I found a persistent and undesirable addition to my context menu that I was unable to disable with CCleaner as is my usual practice because CCleaner apparently could not see it. The entry showed up in the context menu for compressed files as "Extract with express zip." This probably entered the registry with a NCH software install. I did do a search for this subject but NCH is only three letters and this forum does not accept search terms less than four letters in length.
I was able to edit the registry and remove these entries, but I am wondering how they were able to evade CCleaner's eagle eye and therefore I am attaching a sample of one of the registry entries to help you with your development. This was for .rar files but I had to delete the entry from every conceivable compressed format possible. I used 'find' of course...

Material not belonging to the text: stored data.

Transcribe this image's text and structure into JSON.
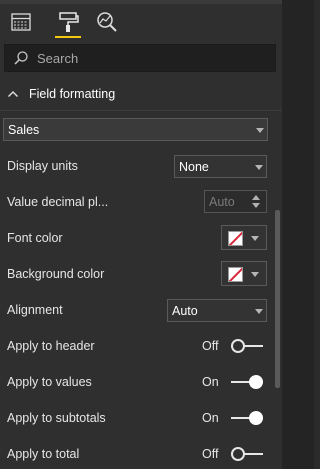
{
  "tabs": [
    {
      "name": "fields",
      "icon": "fields-icon",
      "active": false
    },
    {
      "name": "format",
      "icon": "paint-roller-icon",
      "active": true
    },
    {
      "name": "analytics",
      "icon": "analytics-icon",
      "active": false
    }
  ],
  "search": {
    "placeholder": "Search"
  },
  "section": {
    "title": "Field formatting"
  },
  "field_select": {
    "value": "Sales"
  },
  "display_units": {
    "label": "Display units",
    "value": "None"
  },
  "value_decimal": {
    "label": "Value decimal pl...",
    "value": "Auto"
  },
  "font_color": {
    "label": "Font color"
  },
  "background_color": {
    "label": "Background color"
  },
  "alignment": {
    "label": "Alignment",
    "value": "Auto"
  },
  "apply_header": {
    "label": "Apply to header",
    "state": "Off"
  },
  "apply_values": {
    "label": "Apply to values",
    "state": "On"
  },
  "apply_subtotals": {
    "label": "Apply to subtotals",
    "state": "On"
  },
  "apply_total": {
    "label": "Apply to total",
    "state": "Off"
  },
  "colors": {
    "accent": "#f2c811",
    "panel": "#2f2f2f",
    "swatch_line": "#d9273a"
  }
}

Yes, they do have a lot of buttons in their applications that you might accidentally press and launch an on-demand installer... only fair if it's freeware. But the clogging up of the context menu is the outside of enough, I feel.

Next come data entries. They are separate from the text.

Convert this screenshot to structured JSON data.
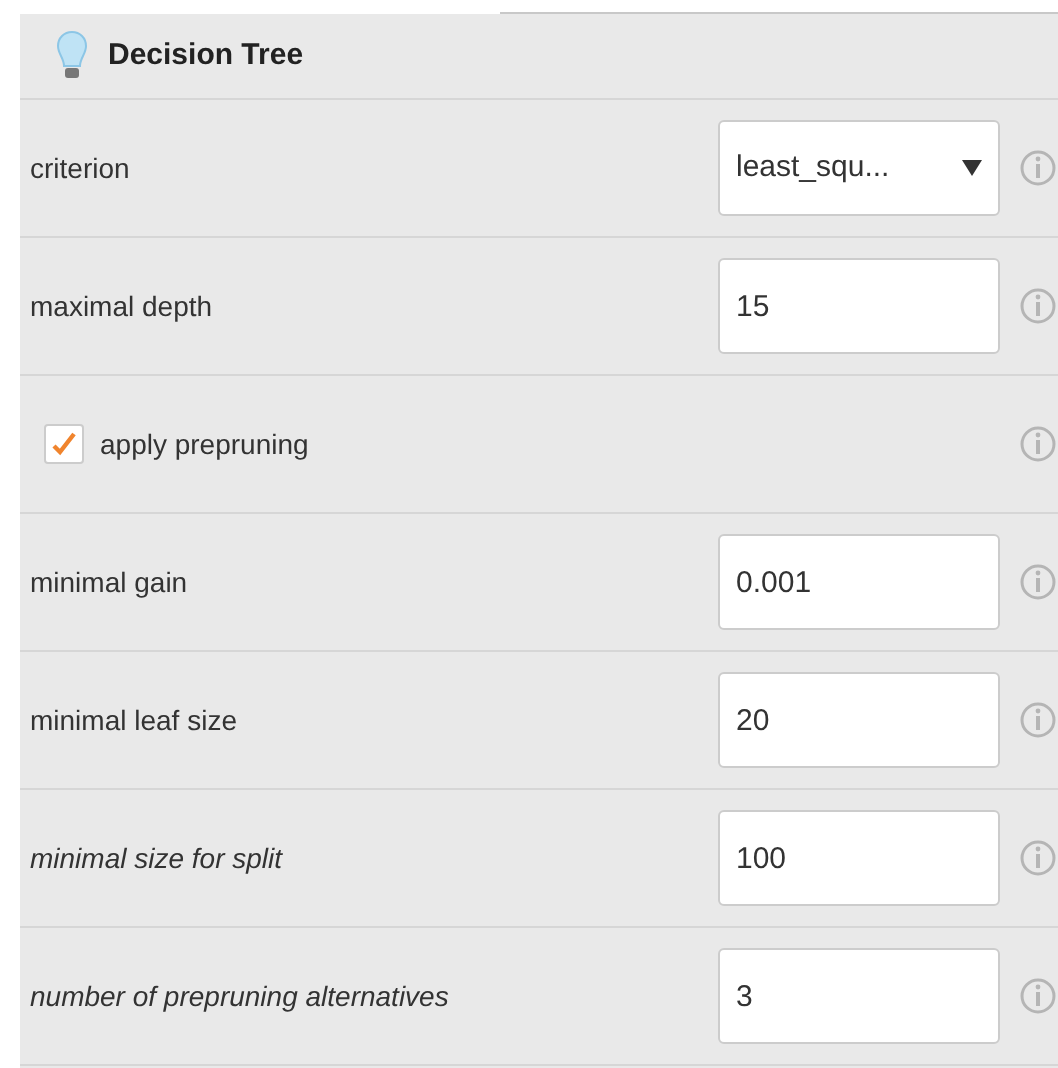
{
  "panel": {
    "title": "Decision Tree"
  },
  "parameters": [
    {
      "kind": "select",
      "label": "criterion",
      "value": "least_squ...",
      "expert": false
    },
    {
      "kind": "number",
      "label": "maximal depth",
      "value": "15",
      "expert": false
    },
    {
      "kind": "checkbox",
      "label": "apply prepruning",
      "checked": true,
      "expert": false
    },
    {
      "kind": "number",
      "label": "minimal gain",
      "value": "0.001",
      "expert": false
    },
    {
      "kind": "number",
      "label": "minimal leaf size",
      "value": "20",
      "expert": false
    },
    {
      "kind": "number",
      "label": "minimal size for split",
      "value": "100",
      "expert": true
    },
    {
      "kind": "number",
      "label": "number of prepruning alternatives",
      "value": "3",
      "expert": true
    }
  ]
}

Oh well, better the enemy that you know, what? They do have a nice chromatic tuner application and now that I've gone to so much hassle over it I guess I might as well keep it.
So do you think that the development team can include these context menu entries for disabling in a future ccleaner or has NCH found the perfect loophole?
You might however have a valid BUG to report if your unwanted NCH context menu action is active BUT CCleaner fails to show it under
Tools / Startup / "Context Menu".
Was that the case ?
exactly. That's why I attached the key. I don't expect CC to deal with the software, just the registry key that adds a line to the context menu, resulting in menu bloat.